There's a false reality within the All Blacks at the moment being shaped by their decision to be over-resourced in the loose forwards and midfield.

It's a false reality because the way the All Blacks are set up now is not the way they will be set up at the World Cup.

They currently have seven loose forwards and five midfielders and it is probable they will continue with that balance for the rest of this year.

But they can't take seven loose forwards and five midfielders to the World Cup, which is obscuring the fact some of the most vulnerable players are currently some of the best performing. Almost ridiculously, Ngani Laumape could steal the show for the rest of this year - and he's started pretty well - and still not make the World Cup.


When the time comes to switch into World Cup mode, the transition is going to yield some of the unluckiest players in years.

The All Blacks coaches made a deliberate choice in June to include seven back rowers and five midfielders. In the case of the midfield, the decision was driven by the form of the five men selected. The selectors wanted to use the intensity of competition to focus minds and put pressure on all five players to take their performance to new levels every time they played.

Come the World Cup, the squad will have to be trimmed to 31 and the nature of that tournament is such that the All Blacks essentially feel they have to carry five props, three hookers and three halfbacks and most likely they will retain their view that they need to have three first five-eighths as well.

At the last World Cup, the All Blacks picked three locks, six loose forwards and four midfielders. They may well repeat that next year which means, almost bizarrely, top of the vulnerable list is Laumape, who wowed everyone with his power-based cameo at Eden Park against France when he evoked memories of Jonah Lomu in the way he ran over fullback Maxime Medard.

The Hurricanes second-five has proven himself to be the best direct gainline runner in the country, as evidenced by his stunning four-try haul in last night's win over the Blues, and has done everything asked of him by the All Blacks. But come the big squeeze, when the All Blacks have to drop from five midfielders to four, his specialism may count against him.

It will be a tough call to make but when it comes to picking a World Cup squad, the coaches have a top XV in mind and then work out from there how they can stack their bench and how they can cover for short-term injuries.
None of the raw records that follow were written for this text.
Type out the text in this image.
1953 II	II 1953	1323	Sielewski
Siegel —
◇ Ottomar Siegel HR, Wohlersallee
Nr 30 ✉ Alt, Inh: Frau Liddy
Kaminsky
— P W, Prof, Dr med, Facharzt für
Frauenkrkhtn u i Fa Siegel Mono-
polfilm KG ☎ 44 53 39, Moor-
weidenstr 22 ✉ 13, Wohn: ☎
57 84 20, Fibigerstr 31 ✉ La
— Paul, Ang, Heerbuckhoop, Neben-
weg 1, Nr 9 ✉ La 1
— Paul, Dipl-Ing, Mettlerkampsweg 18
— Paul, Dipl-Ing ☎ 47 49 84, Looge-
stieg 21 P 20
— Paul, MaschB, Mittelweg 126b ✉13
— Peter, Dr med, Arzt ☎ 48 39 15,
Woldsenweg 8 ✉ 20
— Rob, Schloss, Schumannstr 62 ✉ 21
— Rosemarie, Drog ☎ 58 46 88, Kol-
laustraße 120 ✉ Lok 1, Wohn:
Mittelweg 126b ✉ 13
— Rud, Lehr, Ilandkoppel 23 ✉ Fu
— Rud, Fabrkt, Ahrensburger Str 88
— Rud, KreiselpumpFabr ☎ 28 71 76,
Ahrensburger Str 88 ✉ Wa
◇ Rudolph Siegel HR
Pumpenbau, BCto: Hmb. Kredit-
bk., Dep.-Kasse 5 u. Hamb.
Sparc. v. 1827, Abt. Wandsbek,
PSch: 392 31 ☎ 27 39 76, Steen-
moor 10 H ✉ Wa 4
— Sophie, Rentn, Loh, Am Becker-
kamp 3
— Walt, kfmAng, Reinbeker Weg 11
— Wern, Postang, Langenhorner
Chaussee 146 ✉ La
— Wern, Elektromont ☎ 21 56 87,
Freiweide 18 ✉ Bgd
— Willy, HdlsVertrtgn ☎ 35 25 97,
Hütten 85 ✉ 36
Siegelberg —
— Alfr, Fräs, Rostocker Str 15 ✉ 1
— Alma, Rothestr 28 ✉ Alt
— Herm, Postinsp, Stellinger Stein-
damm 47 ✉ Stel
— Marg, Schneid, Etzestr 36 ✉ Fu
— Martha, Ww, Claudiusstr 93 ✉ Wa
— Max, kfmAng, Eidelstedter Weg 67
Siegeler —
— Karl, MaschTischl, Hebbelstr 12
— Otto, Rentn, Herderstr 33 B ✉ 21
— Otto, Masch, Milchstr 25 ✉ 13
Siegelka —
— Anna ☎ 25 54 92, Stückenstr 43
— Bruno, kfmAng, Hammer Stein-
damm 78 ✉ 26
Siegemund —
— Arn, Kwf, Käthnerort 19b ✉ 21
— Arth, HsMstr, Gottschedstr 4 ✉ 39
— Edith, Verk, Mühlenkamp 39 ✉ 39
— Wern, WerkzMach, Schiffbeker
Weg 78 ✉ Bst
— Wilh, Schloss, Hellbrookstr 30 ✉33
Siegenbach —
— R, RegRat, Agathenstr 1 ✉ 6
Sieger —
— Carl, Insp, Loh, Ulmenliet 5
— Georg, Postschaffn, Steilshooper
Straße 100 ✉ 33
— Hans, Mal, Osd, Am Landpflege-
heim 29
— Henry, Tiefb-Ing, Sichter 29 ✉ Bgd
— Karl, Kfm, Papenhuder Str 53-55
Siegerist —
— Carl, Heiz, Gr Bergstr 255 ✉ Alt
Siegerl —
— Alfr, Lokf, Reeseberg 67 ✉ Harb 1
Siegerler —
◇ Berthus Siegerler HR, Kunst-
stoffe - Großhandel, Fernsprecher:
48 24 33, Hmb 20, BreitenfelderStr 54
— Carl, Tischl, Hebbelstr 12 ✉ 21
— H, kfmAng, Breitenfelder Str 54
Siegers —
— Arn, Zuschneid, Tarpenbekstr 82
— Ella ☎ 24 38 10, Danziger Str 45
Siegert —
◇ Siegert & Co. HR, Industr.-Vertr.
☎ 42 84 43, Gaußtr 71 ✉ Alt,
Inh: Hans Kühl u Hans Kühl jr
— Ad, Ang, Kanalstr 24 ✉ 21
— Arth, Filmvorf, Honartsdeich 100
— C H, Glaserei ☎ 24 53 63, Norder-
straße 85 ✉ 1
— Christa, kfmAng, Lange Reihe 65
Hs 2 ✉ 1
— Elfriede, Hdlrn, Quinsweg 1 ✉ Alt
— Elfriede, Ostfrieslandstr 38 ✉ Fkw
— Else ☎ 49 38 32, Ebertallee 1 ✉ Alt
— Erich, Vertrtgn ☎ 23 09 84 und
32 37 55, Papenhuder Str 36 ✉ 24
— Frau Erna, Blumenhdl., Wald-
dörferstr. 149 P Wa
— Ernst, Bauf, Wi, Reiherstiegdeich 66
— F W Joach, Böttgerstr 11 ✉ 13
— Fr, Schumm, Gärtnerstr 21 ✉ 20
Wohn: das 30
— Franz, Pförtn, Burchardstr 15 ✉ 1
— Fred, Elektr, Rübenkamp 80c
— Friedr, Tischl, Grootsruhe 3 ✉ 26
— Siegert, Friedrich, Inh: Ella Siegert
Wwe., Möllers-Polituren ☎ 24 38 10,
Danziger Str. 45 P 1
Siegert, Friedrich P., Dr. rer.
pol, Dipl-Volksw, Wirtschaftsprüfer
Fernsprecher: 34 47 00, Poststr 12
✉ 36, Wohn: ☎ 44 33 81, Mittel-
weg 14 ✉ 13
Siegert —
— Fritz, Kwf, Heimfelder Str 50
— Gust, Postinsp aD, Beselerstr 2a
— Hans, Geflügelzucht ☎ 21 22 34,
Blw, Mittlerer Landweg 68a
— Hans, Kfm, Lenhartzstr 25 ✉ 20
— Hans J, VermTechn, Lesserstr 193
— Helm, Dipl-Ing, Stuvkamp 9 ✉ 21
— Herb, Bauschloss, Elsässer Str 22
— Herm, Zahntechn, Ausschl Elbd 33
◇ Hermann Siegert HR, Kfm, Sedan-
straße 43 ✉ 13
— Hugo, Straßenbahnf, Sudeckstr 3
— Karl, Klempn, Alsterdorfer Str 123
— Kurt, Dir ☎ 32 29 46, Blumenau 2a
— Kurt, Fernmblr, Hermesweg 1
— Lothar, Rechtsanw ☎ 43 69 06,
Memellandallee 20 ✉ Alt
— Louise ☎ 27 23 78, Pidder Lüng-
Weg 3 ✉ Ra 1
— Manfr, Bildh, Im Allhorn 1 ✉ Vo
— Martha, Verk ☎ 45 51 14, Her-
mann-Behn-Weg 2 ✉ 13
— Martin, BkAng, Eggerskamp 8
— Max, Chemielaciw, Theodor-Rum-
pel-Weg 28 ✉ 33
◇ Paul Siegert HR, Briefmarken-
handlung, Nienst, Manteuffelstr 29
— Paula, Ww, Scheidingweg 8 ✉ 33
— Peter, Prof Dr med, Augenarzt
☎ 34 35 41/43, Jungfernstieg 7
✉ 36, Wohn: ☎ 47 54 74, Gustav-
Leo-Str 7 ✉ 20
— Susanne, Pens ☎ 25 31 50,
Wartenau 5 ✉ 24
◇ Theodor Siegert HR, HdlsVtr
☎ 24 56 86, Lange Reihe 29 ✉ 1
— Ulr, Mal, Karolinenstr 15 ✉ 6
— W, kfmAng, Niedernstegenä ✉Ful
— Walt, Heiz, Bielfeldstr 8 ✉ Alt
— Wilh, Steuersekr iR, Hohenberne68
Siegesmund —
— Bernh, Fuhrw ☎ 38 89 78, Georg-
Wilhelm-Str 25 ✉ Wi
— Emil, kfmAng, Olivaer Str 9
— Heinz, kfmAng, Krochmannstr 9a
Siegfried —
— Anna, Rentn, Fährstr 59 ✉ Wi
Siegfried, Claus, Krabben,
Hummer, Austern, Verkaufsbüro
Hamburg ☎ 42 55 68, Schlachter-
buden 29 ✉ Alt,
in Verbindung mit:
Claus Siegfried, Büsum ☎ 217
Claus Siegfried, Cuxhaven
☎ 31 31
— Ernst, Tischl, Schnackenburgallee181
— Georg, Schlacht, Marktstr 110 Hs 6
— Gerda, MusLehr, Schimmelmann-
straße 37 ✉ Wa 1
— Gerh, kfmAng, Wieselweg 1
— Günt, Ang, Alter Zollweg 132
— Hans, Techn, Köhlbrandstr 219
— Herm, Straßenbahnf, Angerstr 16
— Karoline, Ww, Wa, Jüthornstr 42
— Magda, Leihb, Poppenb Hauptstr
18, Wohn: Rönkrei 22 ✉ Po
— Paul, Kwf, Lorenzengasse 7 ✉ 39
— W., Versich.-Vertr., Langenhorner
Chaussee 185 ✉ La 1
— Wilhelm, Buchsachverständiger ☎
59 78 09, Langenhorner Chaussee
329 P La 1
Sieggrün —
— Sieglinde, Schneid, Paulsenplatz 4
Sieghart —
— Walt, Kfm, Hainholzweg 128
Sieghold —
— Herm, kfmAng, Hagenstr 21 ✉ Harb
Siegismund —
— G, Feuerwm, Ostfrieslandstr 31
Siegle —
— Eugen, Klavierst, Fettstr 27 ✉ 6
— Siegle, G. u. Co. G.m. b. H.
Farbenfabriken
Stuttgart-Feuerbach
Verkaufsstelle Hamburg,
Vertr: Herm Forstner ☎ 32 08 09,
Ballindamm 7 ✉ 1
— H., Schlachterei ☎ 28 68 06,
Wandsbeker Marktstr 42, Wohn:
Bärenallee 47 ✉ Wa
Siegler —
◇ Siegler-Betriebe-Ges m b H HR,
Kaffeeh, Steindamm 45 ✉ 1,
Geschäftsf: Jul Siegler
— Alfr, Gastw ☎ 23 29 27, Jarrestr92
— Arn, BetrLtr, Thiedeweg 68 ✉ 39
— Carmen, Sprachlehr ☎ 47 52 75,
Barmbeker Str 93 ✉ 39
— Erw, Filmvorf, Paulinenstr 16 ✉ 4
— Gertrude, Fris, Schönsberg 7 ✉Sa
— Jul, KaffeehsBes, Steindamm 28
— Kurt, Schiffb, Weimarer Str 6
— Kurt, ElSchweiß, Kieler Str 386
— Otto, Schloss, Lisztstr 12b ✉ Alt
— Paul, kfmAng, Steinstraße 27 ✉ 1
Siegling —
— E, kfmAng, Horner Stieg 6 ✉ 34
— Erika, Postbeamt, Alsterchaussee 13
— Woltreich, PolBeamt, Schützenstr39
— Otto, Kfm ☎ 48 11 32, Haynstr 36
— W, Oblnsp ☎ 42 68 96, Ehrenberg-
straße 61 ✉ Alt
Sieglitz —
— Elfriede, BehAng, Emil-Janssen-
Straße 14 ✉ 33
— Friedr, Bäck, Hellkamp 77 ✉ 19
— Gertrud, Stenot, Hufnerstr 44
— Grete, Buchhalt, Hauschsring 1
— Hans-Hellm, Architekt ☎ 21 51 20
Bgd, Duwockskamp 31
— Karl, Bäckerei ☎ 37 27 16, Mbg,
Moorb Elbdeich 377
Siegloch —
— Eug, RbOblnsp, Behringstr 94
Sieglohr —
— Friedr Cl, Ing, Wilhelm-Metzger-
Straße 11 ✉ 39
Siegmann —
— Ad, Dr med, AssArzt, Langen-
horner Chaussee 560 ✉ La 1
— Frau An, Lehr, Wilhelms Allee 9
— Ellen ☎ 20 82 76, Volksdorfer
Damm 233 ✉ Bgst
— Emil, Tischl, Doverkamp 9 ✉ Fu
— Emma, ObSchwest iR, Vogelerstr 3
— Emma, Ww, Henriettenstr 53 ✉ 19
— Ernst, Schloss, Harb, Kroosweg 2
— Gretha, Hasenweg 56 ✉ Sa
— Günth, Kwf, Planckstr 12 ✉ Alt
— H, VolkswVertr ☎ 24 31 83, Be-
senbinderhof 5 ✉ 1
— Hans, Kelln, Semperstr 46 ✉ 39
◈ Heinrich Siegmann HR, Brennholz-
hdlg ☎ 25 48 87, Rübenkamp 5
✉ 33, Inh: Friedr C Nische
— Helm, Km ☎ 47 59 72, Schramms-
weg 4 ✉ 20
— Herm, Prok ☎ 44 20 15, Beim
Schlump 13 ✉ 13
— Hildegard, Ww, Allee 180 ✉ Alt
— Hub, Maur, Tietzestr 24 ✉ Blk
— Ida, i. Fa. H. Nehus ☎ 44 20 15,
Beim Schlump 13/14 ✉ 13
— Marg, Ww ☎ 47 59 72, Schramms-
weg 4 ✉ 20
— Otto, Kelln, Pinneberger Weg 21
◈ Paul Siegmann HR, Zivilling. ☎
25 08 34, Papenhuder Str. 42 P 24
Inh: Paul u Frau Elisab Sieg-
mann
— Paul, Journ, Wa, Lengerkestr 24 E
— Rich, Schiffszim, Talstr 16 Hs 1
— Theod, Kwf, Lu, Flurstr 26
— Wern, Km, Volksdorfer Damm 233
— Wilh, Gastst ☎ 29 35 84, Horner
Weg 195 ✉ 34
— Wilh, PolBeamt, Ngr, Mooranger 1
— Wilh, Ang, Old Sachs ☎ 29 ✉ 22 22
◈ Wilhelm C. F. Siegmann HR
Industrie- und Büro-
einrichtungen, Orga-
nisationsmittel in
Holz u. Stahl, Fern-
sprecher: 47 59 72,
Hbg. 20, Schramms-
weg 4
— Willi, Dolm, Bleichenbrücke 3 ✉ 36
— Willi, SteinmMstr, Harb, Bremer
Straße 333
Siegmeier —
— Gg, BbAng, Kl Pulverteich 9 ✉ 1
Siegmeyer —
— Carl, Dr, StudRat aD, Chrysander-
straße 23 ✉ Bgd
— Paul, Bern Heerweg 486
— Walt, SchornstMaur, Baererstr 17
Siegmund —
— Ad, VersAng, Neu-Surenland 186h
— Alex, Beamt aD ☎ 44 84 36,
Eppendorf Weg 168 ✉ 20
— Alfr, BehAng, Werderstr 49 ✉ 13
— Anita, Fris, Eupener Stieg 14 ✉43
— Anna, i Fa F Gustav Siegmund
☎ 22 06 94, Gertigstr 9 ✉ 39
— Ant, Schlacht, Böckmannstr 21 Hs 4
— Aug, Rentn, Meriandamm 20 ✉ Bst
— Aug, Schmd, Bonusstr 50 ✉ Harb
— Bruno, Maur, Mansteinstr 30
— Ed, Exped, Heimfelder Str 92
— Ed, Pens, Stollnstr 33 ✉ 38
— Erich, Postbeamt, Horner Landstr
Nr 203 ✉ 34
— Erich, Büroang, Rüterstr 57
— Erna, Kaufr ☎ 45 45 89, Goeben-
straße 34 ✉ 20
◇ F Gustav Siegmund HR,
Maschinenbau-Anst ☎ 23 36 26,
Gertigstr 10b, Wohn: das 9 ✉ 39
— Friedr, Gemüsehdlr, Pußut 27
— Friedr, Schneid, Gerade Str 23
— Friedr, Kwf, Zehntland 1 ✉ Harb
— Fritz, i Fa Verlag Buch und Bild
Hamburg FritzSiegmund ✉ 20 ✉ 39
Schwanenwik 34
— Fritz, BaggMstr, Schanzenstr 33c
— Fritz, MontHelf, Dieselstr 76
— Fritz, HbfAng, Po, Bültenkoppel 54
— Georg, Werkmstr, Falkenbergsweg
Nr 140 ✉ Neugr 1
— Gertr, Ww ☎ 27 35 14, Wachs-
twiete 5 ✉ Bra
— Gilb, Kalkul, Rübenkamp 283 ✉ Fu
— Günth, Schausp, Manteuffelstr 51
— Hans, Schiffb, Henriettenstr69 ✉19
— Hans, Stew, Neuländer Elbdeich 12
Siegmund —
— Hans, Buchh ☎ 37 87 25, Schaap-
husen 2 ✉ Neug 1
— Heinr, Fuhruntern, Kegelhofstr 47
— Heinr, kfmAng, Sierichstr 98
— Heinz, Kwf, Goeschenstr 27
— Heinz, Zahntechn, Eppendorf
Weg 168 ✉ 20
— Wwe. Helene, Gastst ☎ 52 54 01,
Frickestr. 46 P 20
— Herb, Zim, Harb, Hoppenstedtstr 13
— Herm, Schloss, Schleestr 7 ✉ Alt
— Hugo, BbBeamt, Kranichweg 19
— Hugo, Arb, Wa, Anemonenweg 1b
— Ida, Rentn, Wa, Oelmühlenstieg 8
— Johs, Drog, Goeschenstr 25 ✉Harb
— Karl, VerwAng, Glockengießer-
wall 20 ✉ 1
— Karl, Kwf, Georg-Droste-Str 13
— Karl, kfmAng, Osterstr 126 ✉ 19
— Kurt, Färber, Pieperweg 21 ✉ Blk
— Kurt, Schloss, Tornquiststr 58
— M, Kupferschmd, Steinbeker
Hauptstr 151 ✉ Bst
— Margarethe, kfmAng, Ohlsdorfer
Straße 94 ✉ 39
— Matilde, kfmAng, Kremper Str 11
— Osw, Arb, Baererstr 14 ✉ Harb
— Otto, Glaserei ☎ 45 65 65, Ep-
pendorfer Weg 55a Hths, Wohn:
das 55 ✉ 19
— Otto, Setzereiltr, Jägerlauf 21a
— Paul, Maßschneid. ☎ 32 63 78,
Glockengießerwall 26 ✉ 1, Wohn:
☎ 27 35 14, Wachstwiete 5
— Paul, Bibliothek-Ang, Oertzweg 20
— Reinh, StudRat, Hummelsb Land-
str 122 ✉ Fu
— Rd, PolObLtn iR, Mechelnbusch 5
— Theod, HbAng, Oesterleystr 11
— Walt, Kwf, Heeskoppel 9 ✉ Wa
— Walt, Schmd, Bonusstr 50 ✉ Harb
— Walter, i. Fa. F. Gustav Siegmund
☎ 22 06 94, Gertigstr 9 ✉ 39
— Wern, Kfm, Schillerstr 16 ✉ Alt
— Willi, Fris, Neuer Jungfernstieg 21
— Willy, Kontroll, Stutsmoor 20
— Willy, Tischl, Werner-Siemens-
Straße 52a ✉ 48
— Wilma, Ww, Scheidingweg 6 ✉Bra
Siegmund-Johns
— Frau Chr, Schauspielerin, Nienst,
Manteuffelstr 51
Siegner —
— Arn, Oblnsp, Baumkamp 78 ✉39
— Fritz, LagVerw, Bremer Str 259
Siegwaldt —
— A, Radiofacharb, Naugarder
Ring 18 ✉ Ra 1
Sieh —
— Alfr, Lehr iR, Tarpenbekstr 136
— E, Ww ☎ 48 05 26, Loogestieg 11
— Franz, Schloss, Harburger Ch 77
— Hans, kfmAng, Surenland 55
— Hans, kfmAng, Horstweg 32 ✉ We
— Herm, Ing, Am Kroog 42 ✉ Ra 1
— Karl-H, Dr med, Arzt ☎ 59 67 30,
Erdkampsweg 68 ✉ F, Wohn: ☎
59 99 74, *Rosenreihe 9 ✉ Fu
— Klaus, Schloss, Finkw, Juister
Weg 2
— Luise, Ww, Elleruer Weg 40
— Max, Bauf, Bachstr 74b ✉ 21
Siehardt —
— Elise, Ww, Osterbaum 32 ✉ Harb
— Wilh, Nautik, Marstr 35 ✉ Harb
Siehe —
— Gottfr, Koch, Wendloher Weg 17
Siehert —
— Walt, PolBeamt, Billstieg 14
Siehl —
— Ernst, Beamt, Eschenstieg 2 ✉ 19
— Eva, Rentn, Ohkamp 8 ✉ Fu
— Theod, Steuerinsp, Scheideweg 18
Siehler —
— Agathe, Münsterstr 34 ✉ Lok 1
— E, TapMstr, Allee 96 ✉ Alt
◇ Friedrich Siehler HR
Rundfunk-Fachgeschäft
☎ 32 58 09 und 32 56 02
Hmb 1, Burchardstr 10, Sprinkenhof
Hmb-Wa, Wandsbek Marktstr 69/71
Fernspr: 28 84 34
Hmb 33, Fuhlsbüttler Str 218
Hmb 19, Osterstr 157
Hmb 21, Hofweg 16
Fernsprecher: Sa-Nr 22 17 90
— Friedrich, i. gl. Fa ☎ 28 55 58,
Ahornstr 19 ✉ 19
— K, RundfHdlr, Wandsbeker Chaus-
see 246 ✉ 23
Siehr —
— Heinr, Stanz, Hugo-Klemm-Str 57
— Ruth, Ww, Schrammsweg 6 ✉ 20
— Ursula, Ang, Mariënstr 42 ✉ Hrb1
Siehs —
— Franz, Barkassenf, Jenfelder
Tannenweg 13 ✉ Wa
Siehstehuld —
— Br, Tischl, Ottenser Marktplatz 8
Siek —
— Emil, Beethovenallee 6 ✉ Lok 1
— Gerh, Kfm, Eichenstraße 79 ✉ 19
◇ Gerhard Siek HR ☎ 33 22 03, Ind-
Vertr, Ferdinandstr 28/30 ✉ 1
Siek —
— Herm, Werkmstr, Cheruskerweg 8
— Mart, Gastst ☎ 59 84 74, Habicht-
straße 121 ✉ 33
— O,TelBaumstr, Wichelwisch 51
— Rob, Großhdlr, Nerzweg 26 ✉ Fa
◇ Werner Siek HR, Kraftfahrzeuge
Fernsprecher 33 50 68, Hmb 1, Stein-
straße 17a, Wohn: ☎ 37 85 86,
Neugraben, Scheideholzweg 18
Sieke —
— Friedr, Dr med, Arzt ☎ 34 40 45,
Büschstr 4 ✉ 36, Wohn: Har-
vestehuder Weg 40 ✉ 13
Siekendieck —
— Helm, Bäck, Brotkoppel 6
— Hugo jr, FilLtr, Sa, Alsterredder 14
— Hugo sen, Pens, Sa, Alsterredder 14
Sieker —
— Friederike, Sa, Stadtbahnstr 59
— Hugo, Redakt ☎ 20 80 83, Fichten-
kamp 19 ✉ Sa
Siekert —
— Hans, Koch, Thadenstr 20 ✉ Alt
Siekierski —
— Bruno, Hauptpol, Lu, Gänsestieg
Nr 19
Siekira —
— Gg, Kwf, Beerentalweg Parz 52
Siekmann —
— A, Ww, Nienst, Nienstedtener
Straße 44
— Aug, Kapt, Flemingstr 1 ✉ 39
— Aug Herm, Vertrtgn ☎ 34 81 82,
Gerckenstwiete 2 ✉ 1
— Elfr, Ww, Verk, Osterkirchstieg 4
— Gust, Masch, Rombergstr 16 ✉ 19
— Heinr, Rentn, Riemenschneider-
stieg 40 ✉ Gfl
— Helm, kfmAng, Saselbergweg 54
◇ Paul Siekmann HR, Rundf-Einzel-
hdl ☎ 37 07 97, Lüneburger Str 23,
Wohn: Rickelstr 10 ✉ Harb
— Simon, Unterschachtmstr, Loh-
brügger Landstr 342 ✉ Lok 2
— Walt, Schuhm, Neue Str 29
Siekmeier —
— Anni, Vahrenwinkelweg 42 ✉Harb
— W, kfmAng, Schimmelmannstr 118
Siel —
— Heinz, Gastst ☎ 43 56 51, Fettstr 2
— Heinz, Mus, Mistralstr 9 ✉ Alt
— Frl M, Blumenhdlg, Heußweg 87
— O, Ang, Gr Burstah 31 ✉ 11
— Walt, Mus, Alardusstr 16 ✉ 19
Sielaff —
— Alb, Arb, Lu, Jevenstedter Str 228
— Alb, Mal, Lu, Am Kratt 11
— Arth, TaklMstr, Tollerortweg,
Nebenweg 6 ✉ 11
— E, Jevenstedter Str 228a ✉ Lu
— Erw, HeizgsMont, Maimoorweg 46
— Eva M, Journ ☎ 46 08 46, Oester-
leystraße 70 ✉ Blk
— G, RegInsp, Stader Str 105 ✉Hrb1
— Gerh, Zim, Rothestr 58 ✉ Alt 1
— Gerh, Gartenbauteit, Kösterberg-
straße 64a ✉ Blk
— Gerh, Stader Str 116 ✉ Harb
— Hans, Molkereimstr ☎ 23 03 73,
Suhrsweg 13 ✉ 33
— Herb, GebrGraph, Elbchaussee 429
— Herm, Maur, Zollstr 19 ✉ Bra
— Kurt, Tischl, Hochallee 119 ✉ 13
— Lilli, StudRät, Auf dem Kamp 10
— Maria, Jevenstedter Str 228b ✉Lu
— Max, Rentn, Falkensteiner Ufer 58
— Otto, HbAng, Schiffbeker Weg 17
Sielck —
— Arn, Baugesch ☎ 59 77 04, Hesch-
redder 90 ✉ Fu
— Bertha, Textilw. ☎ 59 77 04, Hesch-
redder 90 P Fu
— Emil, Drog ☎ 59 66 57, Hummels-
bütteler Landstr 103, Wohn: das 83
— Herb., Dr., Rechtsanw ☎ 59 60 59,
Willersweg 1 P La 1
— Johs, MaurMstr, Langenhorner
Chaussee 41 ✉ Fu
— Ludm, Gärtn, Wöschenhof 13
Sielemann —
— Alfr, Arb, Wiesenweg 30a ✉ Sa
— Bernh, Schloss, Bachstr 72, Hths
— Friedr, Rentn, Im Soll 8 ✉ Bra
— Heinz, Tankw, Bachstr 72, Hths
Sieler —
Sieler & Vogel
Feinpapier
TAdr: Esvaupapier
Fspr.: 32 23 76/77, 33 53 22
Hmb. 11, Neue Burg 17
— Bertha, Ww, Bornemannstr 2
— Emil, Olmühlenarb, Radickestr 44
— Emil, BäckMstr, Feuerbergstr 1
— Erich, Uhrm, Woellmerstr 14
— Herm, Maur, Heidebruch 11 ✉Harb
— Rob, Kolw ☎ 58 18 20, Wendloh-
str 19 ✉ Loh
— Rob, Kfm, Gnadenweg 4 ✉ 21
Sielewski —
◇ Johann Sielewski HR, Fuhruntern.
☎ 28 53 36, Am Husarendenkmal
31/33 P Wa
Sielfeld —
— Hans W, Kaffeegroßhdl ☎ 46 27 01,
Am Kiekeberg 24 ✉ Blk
If a replacement player has to be called into the World Cup squad, the one he replaces can't return to the tournament, so the coaches need to have options within the squad to deal with minor injury dramas.

If players aren't deemed likely starters, versatility becomes the key, and in the case of Laumape, he's an out-and-out No 12 with a specific way of playing, while Ryan Crotty and Anton Lienert-Brown can play both midfield berths, as, at a pinch, can Jack Goodhue.

The other factor working against Laumape is that by next year, Goodhue may have forced his way into a starting role alongside Sonny Bill Williams, which makes the versatility of Crotty and Lienert-Brown yet more valuable.

There have been some unlucky All Blacks over the years but Laumape, should fate conspire against him, would sit well up the list if he continues to play as well as he is.